The 1963 complete cycle of Beethoven symphonies remains available in the vinyl, CD and digital download formats. The eight-LP set on release in 1963 in the U.S. retailed for $47.98, when a weekly average salary was $114. A limited edition eight-LP box set of 2000 copies on 180-gram vinyl was released in 2016 retailing for $166.

The cycle is usually now presented across five CDs. It is available in 24-bit/96 kHz high definition sound on six hybrid Super Audio CDs or one Blu-ray audio disc, the latter two also containing a rehearsal session for the ninth symphony. The 1962 cycle has been cited for the particular commitment and driven energy of the playing by the orchestra, which was considered to mark high new standards among European orchestras.
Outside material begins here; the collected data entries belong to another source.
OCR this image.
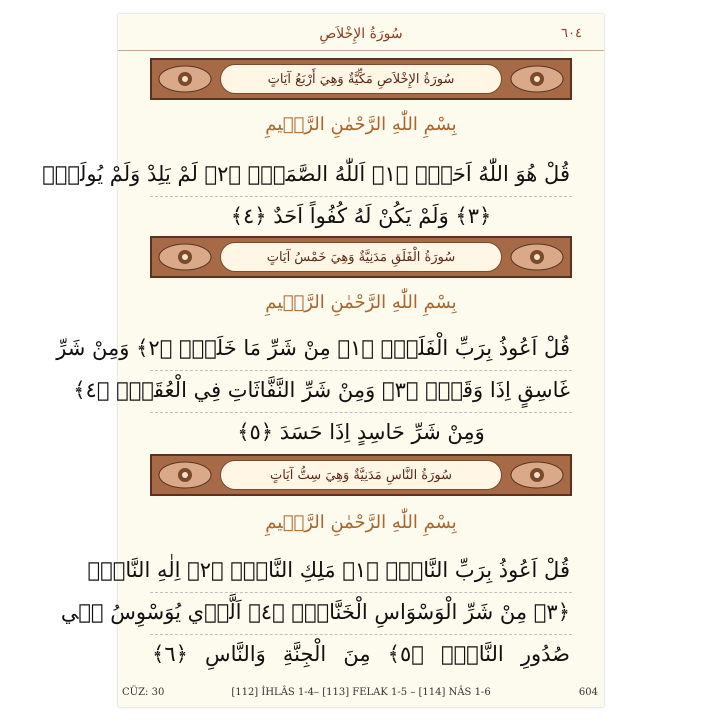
سُورَةُ الإِخْلاَصِ	٦٠٤
سُورَةُ الإِخْلاَصِ مَكِّيَّةٌ وَهِيَ أَرْبَعُ آيَاتٍ
بِسْمِ اللّٰهِ الرَّحْمٰنِ الرَّح۪يمِ
قُلْ هُوَ اللّٰهُ اَحَدٌۚ ﴿١﴾ اَللّٰهُ الصَّمَدُۚ ﴿٢﴾ لَمْ يَلِدْ وَلَمْ يُولَدْۙ
﴿٣﴾ وَلَمْ يَكُنْ لَهُ كُفُواً اَحَدٌ ﴿٤﴾
سُورَةُ الْفَلَقِ مَدَنِيَّةٌ وَهِيَ خَمْسُ آيَاتٍ
بِسْمِ اللّٰهِ الرَّحْمٰنِ الرَّح۪يمِ
قُلْ اَعُوذُ بِرَبِّ الْفَلَقِۙ ﴿١﴾ مِنْ شَرِّ مَا خَلَقَۙ ﴿٢﴾ وَمِنْ شَرِّ
غَاسِقٍ اِذَا وَقَبَۙ ﴿٣﴾ وَمِنْ شَرِّ النَّفَّاثَاتِ فِي الْعُقَدِۙ ﴿٤﴾
وَمِنْ شَرِّ حَاسِدٍ اِذَا حَسَدَ ﴿٥﴾
سُورَةُ النَّاسِ مَدَنِيَّةٌ وَهِيَ سِتُّ آيَاتٍ
بِسْمِ اللّٰهِ الرَّحْمٰنِ الرَّح۪يمِ
قُلْ اَعُوذُ بِرَبِّ النَّاسِۙ ﴿١﴾ مَلِكِ النَّاسِۙ ﴿٢﴾ اِلٰهِ النَّاسِۙ
﴿٣﴾ مِنْ شَرِّ الْوَسْوَاسِ الْخَنَّاسِۙ ﴿٤﴾ اَلَّذ۪ي يُوَسْوِسُ ف۪ي
صُدُورِ النَّاسِۙ ﴿٥﴾ مِنَ الْجِنَّةِ وَالنَّاسِ ﴿٦﴾
CÜZ: 30	[112] İHLÂS 1-4– [113] FELAK 1-5 – [114] NÂS 1-6	604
Critics cited the interpretation of Karajan as a benchmark in this repertoire.

Recording technology in the genre of orchestral and concerto repertoire had also seen numerous advances in the preceding years, with the advent of tape from the mid-1950s as the medium for recorded music, which facilitated better fidelity and easier editing, together with advances in microphone technology and superior playback technology.

Richard Osborne, music critic and biographer to Herbert von Karajan, cites "astronomical" recording costs in the venture, with a figure of 1.5 million Deutsche Mark expended to make the recordings. Estimates at the time indicate a requirement to sell 100,000 LP boxed sets to recoup the costs. The head of a rival classical music recording company, EMI, suggested that Deutsche Grammophon was "heading for a colossal financial catastrophe".

The executive producer of the set was Deutsche Grammophon's head of artists and repertoire, Elsa Maria Schiller. Each recording in the cycle was engineered by Günter Hermanns, with production by Otto Gerdes (Nos. 1, 2, 8) and Otto Ernst Wohlert (Nos. 3–7, 9). The Jesus-Christus-Kirche in Berlin Dahlem was often used by this label for its studio recordings of this orchestra and conductor during the 1960s until the 1980s.

A figure of one million complete sets sold in the first ten years has been claimed.